If you can't answer these then you have no idea what maintenance will be like. Down to 10 bytes or running at 99.9% CPU utilization means product support will be agonizing, or even impossible. I advocate for keeping a running set of numbers from the very beginning of the project, so one can anticipate a crisis before disaster strikes.

"How long do each of your interrupt service routines execute?"

Even on the most brain-dead simple projects with gobs of extra compute power these numbers are important. If you don't measure ISR behavior you'll never improve your ability to estimate real-time response. Does that code take a microsecond or a millisecond? The numbers will vary hugely depending on a lot of factors, but those who make a practice of taking this data will at least have a sense of what to expect; those who don't will be clueless.

Sometimes people complain that these questions are too hard to answer. An ISR might take a few microseconds, or much more than that, depending on what is going on in the system. Cache misses, pipeline stalls, and preemption by higher-priority interrupts will alter the results. But that's exactly why we need these numbers, so we can bound the system's operation to ensure it will always behave correctly. And it's not hard to instrument the code to use an oscilloscope to get quite precise measurements. Heck, modern scopes don't even make you count boxes and multiply by the time base setting anymore. My Agilent will compute min, max and even the standard deviation of the displayed data.

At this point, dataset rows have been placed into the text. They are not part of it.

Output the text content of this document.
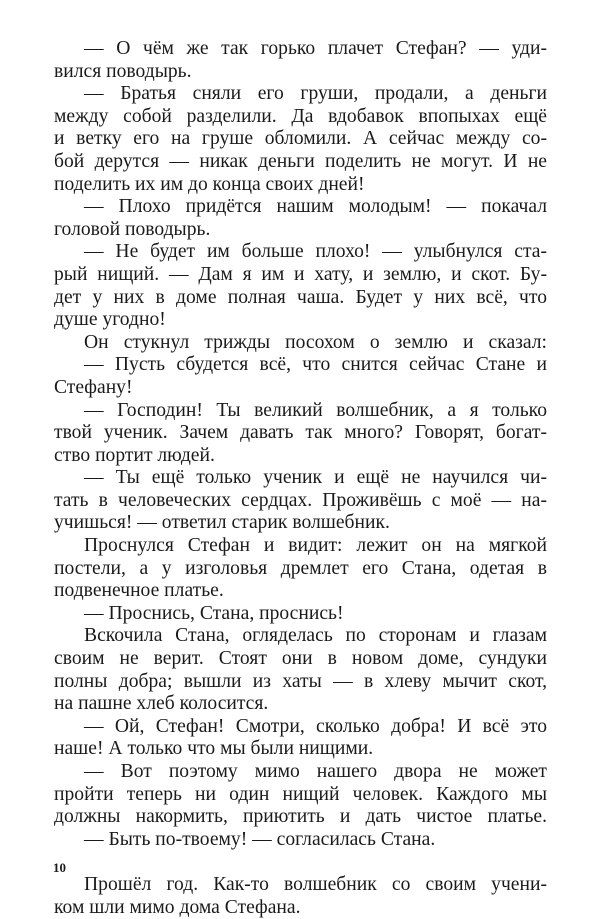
— О чём же так горько плачет Стефан? — уди-
вился поводырь.
— Братья сняли его груши, продали, а деньги
между собой разделили. Да вдобавок впопыхах ещё
и ветку его на груше обломили. А сейчас между со-
бой дерутся — никак деньги поделить не могут. И не
поделить их им до конца своих дней!
— Плохо придётся нашим молодым! — покачал
головой поводырь.
— Не будет им больше плохо! — улыбнулся ста-
рый нищий. — Дам я им и хату, и землю, и скот. Бу-
дет у них в доме полная чаша. Будет у них всё, что
душе угодно!
Он стукнул трижды посохом о землю и сказал:
— Пусть сбудется всё, что снится сейчас Стане и
Стефану!
— Господин! Ты великий волшебник, а я только
твой ученик. Зачем давать так много? Говорят, богат-
ство портит людей.
— Ты ещё только ученик и ещё не научился чи-
тать в человеческих сердцах. Проживёшь с моё — на-
учишься! — ответил старик волшебник.
Проснулся Стефан и видит: лежит он на мягкой
постели, а у изголовья дремлет его Стана, одетая в
подвенечное платье.
— Проснись, Стана, проснись!
Вскочила Стана, огляделась по сторонам и глазам
своим не верит. Стоят они в новом доме, сундуки
полны добра; вышли из хаты — в хлеву мычит скот,
на пашне хлеб колосится.
— Ой, Стефан! Смотри, сколько добра! И всё это
наше! А только что мы были нищими.
— Вот поэтому мимо нашего двора не может
пройти теперь ни один нищий человек. Каждого мы
должны накормить, приютить и дать чистое платье.
— Быть по-твоему! — согласилась Стана.
Прошёл год. Как-то волшебник со своим учени-
ком шли мимо дома Стефана.
10
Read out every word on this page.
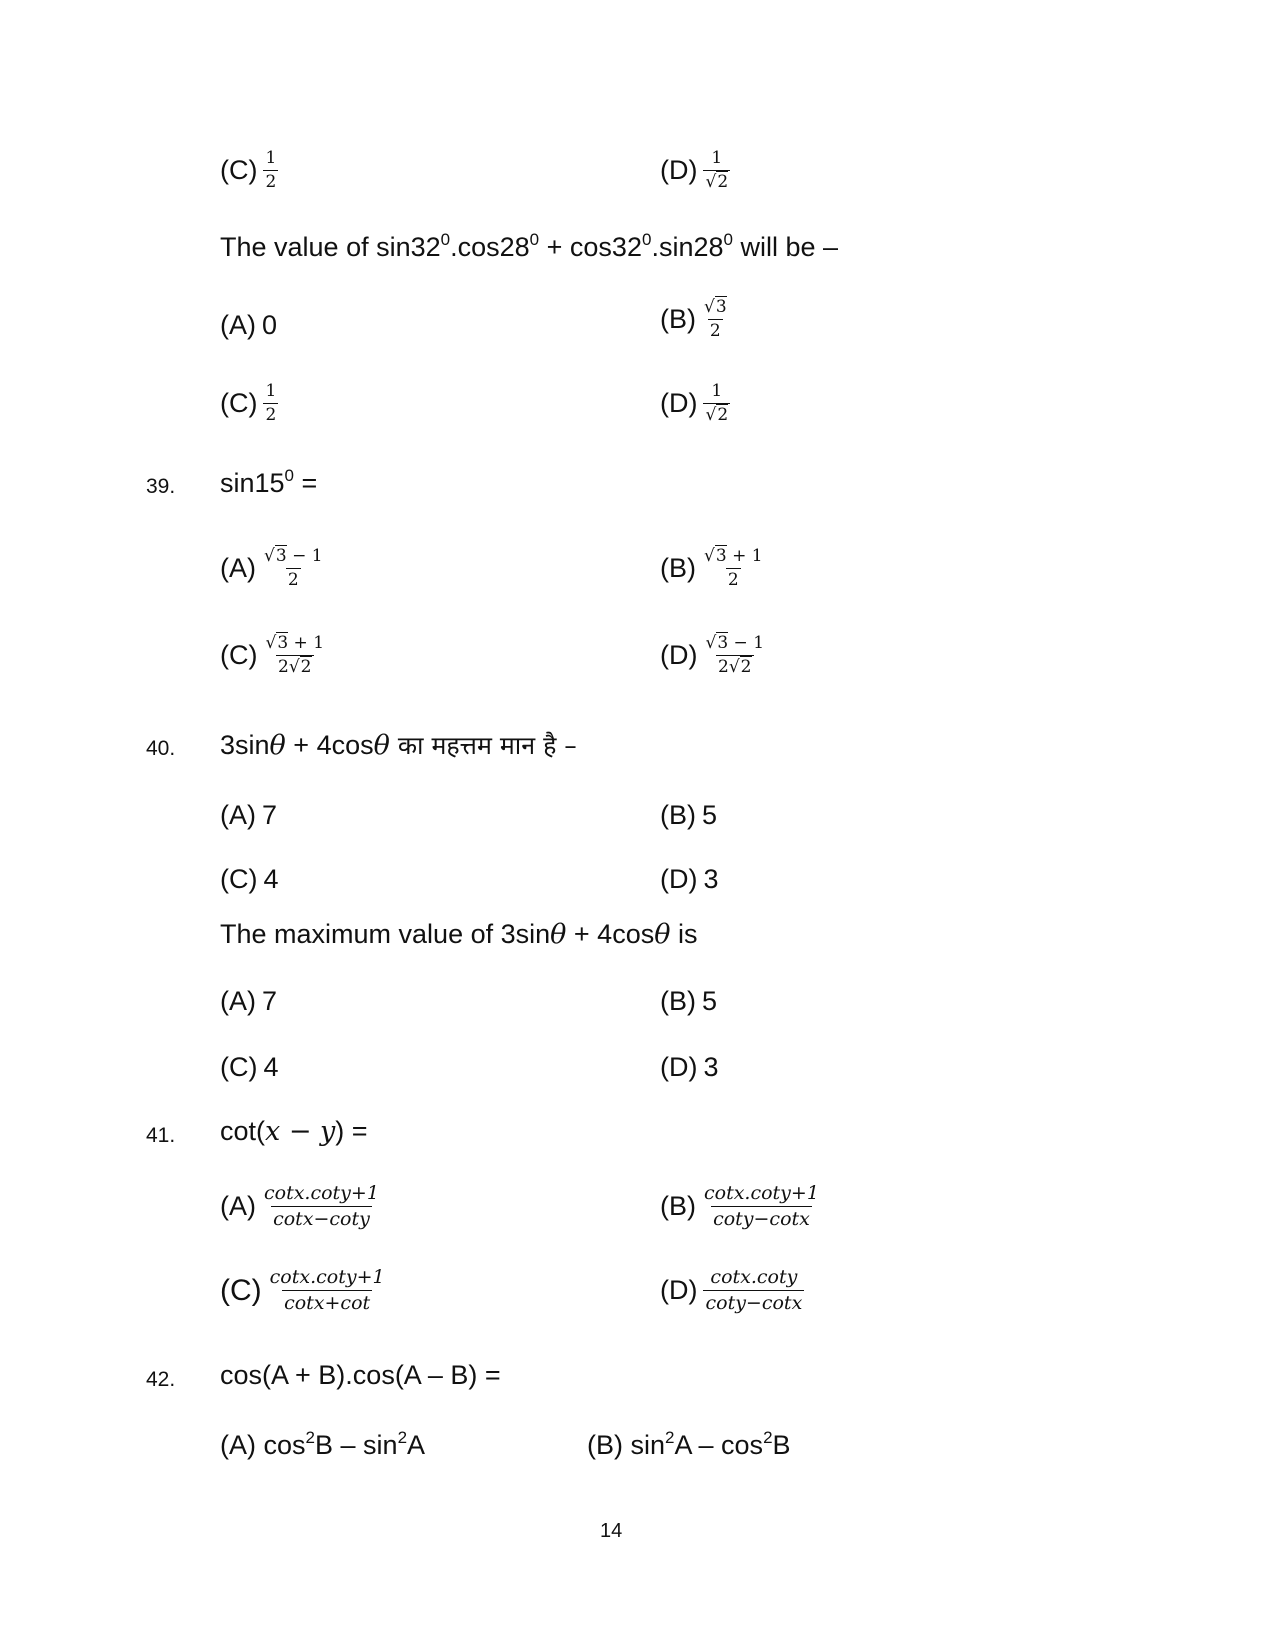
$(C) \frac{1}{2}$	$(D) \frac{1}{√2}$
The value of $\sin 32^0.\cos 28^0 + \cos 32^0.\sin 28^0$ will be –
(A) 0	$(B) \frac{√3}{2}$
$(C) \frac{1}{2}$	$(D) \frac{1}{√2}$
39. $\sin 15^0$ =
$(A) \frac{√3 - 1}{2}$	$(B) \frac{√3 + 1}{2}$
$(C) \frac{√3 + 1}{2√2}$	$(D) \frac{√3 - 1}{2√2}$
40. 3sinθ + 4cosθ का महत्तम मान है –
(A) 7	(B) 5
(C) 4	(D) 3
The maximum value of 3sinθ + 4cosθ is
(A) 7	(B) 5
(C) 4	(D) 3
41. cot(x − y) =
$(A) \frac{\cot x.\cot y+1}{\cot x-\cot y}$	$(B) \frac{\cot x.\cot y+1}{\cot y-\cot x}$
$(C) \frac{\cot x.\cot y+1}{\cot x+\cot}$	$(D) \frac{\cot x.\cot y}{\cot y-\cot x}$
42. cos(A + B).cos(A – B) =
(A) $\cos^2B - \sin^2A$	(B) $\sin^2A - \cos^2B$
14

The firmware community doesn't seem to have the same focus on numbers shared by most other engineering disciplines. In electronics we carefully access everything: is a 5% resistor OK here? What tempco should it be? Yeah, we need 10 uF, but we know an applied bias reduces an MLCC capacitor's rating, so what part should we select?

Some argue that cheap 32 bit parts means we can just hope all of that power will be adequate for our real-time needs. But the truth is that most of these parts are quite complex. It's hard to tell from long sessions with the databook even how long a bus access might take, and that may vary considerably depending on what the chip is doing.

"But it works" is not good enough. If the system is right on the hairy edge of failure your in-house tests may all pass, but odds are something unexpected will cause a problem in the field.

This is engineering, not development by divine inspiration. Engineering is all about making a prediction, implementing a solution, and then measuring the result to compare it against the prediction.

What's your take? What do you measure?